Bach protested at first, but Galloway would not be denied, and Bach's resistance was at a low ebb.

By speedboat, trolley, and airplane they quickly made their way on the top of Mozartplatz, where Bach found herself in a four-seat PTP—or point-to-point—ballistic vehicle.

She had never ridden in a PTP. They were rare, mostly because they wasted a lot of energy for only a few minutes' gain in travel time. Most people took the tubes, which reached speeds of three thousand miles per hour, hovering inches above their induction rails in Luna's excellent vacuum.

But for a celebrity like Galloway, the PTP made sense. She had trouble going places in public without getting mobbed. And she certainly had the money to spare.

There was a heavy initial acceleration, then weightlessness. Bach had never liked it, and enjoyed it even less with a few drinks in her.

Little was said during the short journey. Bach had not asked where they were going, and Galloway did not volunteer it. Bach looked out one of the wide windows at the fleeting moonscape.

As she counted the valleys, rilles, and craters flowing past beneath her, she soon realized her destination. It was a distant valley, in the sense that no tube track ran through it. In a little over an hour. Tango Charlie would come speeding through, no more than a hundred meters from the surface.

The PTP landed itself in a cluster of transparent, temporary domes. There were over a hundred of them, and more PTP's than Bach had ever seen before. She decided most of the people in and around the domes fell into three categories. There were the very wealthy, owners of private spacecraft, who had erected most of these portable Xanadus and filled them with their friends. There were civic dignitaries in city-owned domes. And there were the news media.

This last category was there in its teeming hundreds. It was not what they would call a big story, but it was a very visual one. It should yield spectacular pictures for the evening news.

A long, wide black stripe had been created across the sundrenched plain, indicating the path Tango Charlie would take.

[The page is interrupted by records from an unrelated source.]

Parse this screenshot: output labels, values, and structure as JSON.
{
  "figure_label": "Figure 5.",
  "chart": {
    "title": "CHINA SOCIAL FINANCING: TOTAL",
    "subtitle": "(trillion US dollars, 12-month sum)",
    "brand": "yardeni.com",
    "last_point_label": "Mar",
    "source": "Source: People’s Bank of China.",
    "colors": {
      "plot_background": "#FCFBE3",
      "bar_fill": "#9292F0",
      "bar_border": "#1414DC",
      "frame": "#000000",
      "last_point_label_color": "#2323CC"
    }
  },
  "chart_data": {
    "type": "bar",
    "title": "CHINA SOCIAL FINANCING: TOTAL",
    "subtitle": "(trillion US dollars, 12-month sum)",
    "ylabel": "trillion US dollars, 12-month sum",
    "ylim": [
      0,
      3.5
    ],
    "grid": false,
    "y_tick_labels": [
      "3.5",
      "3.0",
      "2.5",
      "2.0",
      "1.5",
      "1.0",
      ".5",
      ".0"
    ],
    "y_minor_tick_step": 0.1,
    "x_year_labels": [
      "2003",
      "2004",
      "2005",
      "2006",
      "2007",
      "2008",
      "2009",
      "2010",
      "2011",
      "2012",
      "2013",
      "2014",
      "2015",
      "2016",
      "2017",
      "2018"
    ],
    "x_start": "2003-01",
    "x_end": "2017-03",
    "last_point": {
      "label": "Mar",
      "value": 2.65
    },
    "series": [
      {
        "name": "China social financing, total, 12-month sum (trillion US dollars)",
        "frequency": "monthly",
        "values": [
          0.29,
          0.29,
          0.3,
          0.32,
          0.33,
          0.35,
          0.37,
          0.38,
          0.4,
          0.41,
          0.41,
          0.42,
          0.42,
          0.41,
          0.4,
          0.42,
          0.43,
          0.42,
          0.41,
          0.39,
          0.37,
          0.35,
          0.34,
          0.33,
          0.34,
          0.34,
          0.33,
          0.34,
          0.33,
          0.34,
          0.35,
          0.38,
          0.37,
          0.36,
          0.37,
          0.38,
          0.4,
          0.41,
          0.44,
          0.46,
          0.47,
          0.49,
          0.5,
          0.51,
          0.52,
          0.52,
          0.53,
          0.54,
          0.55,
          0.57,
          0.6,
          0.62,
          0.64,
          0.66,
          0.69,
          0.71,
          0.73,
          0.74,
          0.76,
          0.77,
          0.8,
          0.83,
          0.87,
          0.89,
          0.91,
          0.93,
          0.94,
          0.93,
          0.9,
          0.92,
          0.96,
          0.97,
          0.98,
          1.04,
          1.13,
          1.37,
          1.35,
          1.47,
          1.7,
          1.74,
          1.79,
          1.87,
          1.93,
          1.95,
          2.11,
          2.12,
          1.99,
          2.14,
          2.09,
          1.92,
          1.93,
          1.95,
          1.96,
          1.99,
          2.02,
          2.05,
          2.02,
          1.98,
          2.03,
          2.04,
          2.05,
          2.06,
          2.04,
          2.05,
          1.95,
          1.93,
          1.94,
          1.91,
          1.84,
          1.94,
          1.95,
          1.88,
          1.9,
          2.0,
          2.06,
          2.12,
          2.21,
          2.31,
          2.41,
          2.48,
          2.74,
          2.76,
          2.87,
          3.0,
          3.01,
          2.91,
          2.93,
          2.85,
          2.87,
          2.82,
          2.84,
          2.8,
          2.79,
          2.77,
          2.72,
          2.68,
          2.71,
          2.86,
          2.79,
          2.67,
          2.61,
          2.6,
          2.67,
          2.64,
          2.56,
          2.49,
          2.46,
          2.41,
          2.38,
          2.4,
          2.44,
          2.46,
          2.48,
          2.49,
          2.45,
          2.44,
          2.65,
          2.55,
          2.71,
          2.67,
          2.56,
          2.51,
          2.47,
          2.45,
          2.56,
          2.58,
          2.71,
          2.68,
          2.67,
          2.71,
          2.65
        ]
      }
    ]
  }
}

Many cameras and quite a few knots of pressure-suited spectators were situated smack in the middle of that line, with many more off to one side, to get an angle on the approach.

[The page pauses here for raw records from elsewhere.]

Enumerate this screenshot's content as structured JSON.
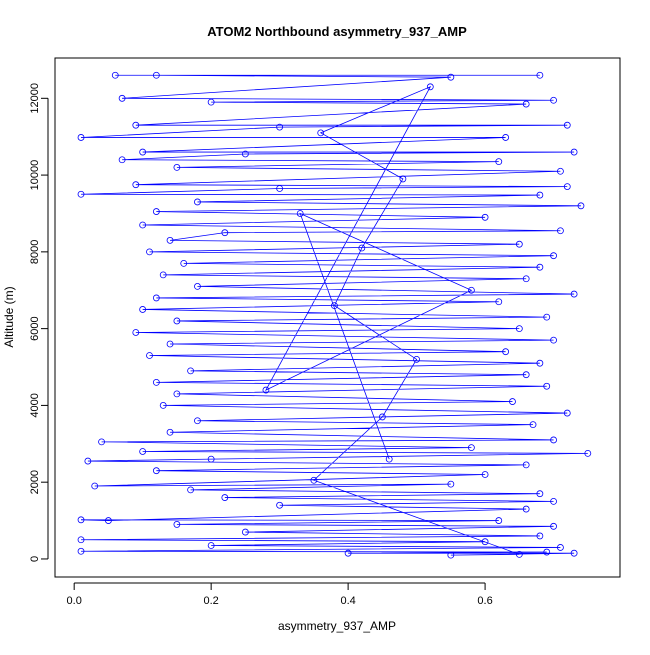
{
  "chart_data": {
    "type": "scatter",
    "title": "ATOM2 Northbound asymmetry_937_AMP",
    "xlabel": "asymmetry_937_AMP",
    "ylabel": "Altitude (m)",
    "xlim": [
      -0.028,
      0.797
    ],
    "ylim": [
      -470,
      13050
    ],
    "xticks": [
      0.0,
      0.2,
      0.4,
      0.6
    ],
    "xtick_labels": [
      "0.0",
      "0.2",
      "0.4",
      "0.6"
    ],
    "yticks": [
      0,
      2000,
      4000,
      6000,
      8000,
      10000,
      12000
    ],
    "ytick_labels": [
      "0",
      "2000",
      "4000",
      "6000",
      "8000",
      "10000",
      "12000"
    ],
    "grid": false,
    "series": [
      {
        "name": "asymmetry_937_AMP",
        "color": "#0000ff",
        "style": "points+lines",
        "points": [
          [
            0.06,
            12600
          ],
          [
            0.68,
            12600
          ],
          [
            0.12,
            12600
          ],
          [
            0.55,
            12550
          ],
          [
            0.07,
            12000
          ],
          [
            0.7,
            11950
          ],
          [
            0.2,
            11900
          ],
          [
            0.66,
            11850
          ],
          [
            0.09,
            11300
          ],
          [
            0.72,
            11300
          ],
          [
            0.3,
            11250
          ],
          [
            0.01,
            10980
          ],
          [
            0.63,
            10980
          ],
          [
            0.1,
            10600
          ],
          [
            0.73,
            10600
          ],
          [
            0.25,
            10550
          ],
          [
            0.07,
            10400
          ],
          [
            0.62,
            10350
          ],
          [
            0.15,
            10200
          ],
          [
            0.71,
            10100
          ],
          [
            0.09,
            9750
          ],
          [
            0.72,
            9700
          ],
          [
            0.3,
            9650
          ],
          [
            0.01,
            9500
          ],
          [
            0.68,
            9480
          ],
          [
            0.18,
            9300
          ],
          [
            0.74,
            9200
          ],
          [
            0.12,
            9050
          ],
          [
            0.6,
            8900
          ],
          [
            0.1,
            8700
          ],
          [
            0.71,
            8550
          ],
          [
            0.22,
            8500
          ],
          [
            0.14,
            8300
          ],
          [
            0.65,
            8200
          ],
          [
            0.11,
            8000
          ],
          [
            0.7,
            7900
          ],
          [
            0.16,
            7700
          ],
          [
            0.68,
            7600
          ],
          [
            0.13,
            7400
          ],
          [
            0.66,
            7300
          ],
          [
            0.18,
            7100
          ],
          [
            0.73,
            6900
          ],
          [
            0.12,
            6800
          ],
          [
            0.62,
            6700
          ],
          [
            0.1,
            6500
          ],
          [
            0.69,
            6300
          ],
          [
            0.15,
            6200
          ],
          [
            0.65,
            6000
          ],
          [
            0.09,
            5900
          ],
          [
            0.7,
            5700
          ],
          [
            0.14,
            5600
          ],
          [
            0.63,
            5400
          ],
          [
            0.11,
            5300
          ],
          [
            0.68,
            5100
          ],
          [
            0.17,
            4900
          ],
          [
            0.66,
            4800
          ],
          [
            0.12,
            4600
          ],
          [
            0.69,
            4500
          ],
          [
            0.15,
            4300
          ],
          [
            0.64,
            4100
          ],
          [
            0.13,
            4000
          ],
          [
            0.72,
            3800
          ],
          [
            0.18,
            3600
          ],
          [
            0.67,
            3500
          ],
          [
            0.14,
            3300
          ],
          [
            0.7,
            3100
          ],
          [
            0.04,
            3050
          ],
          [
            0.58,
            2900
          ],
          [
            0.1,
            2800
          ],
          [
            0.75,
            2750
          ],
          [
            0.2,
            2600
          ],
          [
            0.02,
            2550
          ],
          [
            0.66,
            2450
          ],
          [
            0.12,
            2300
          ],
          [
            0.6,
            2200
          ],
          [
            0.03,
            1900
          ],
          [
            0.55,
            1950
          ],
          [
            0.17,
            1800
          ],
          [
            0.68,
            1700
          ],
          [
            0.22,
            1600
          ],
          [
            0.7,
            1500
          ],
          [
            0.3,
            1400
          ],
          [
            0.66,
            1300
          ],
          [
            0.05,
            1000
          ],
          [
            0.01,
            1020
          ],
          [
            0.62,
            1000
          ],
          [
            0.15,
            900
          ],
          [
            0.7,
            850
          ],
          [
            0.25,
            700
          ],
          [
            0.68,
            600
          ],
          [
            0.01,
            500
          ],
          [
            0.6,
            450
          ],
          [
            0.2,
            350
          ],
          [
            0.71,
            300
          ],
          [
            0.01,
            200
          ],
          [
            0.69,
            180
          ],
          [
            0.4,
            150
          ],
          [
            0.73,
            150
          ],
          [
            0.55,
            100
          ],
          [
            0.65,
            120
          ],
          [
            0.35,
            2050
          ],
          [
            0.45,
            3700
          ],
          [
            0.5,
            5200
          ],
          [
            0.38,
            6600
          ],
          [
            0.42,
            8100
          ],
          [
            0.48,
            9900
          ],
          [
            0.36,
            11100
          ],
          [
            0.52,
            12300
          ],
          [
            0.28,
            4400
          ],
          [
            0.58,
            7000
          ],
          [
            0.33,
            9000
          ],
          [
            0.46,
            2600
          ]
        ]
      }
    ]
  }
}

Beyond it were about a hundred large glass-roofed touring buses and a motley assortment of private crawlers, sunskimmers, jetsleds, and even some hikers: the common people, come to see the event.

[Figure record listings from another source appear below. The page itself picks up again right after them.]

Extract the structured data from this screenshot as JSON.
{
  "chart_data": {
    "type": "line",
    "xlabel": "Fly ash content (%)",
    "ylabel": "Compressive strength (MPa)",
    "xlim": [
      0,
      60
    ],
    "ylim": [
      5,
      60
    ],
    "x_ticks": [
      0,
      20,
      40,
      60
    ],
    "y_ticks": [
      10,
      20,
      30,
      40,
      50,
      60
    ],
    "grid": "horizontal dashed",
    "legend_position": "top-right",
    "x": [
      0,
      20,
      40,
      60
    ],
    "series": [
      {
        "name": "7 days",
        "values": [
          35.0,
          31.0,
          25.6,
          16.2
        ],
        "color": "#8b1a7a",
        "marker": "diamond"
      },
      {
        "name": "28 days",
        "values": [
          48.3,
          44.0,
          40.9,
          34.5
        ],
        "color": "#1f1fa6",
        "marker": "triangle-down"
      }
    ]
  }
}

Bach followed along behind the uncommon people: Galloway, thin and somehow spectral in the translucent suit, leaning on her crystal cane; the Myers twins, whose amparolee arms would not fit in the suits, so that the empty sleeves stuck out, bloated, like crucified ghosts; and most singular of all, the wire-sculpture arm units themselves, walking independently, on their fingertips, looking like some demented, disjointed mechanical camel as they lurched through the dust.

They entered the largest of the domes, set on the edge of the gathering nearest the black line, which put it no more than a hundred meters from the expected passage.

The first person Bach saw, as she was removing her helmet, was Hoeffer.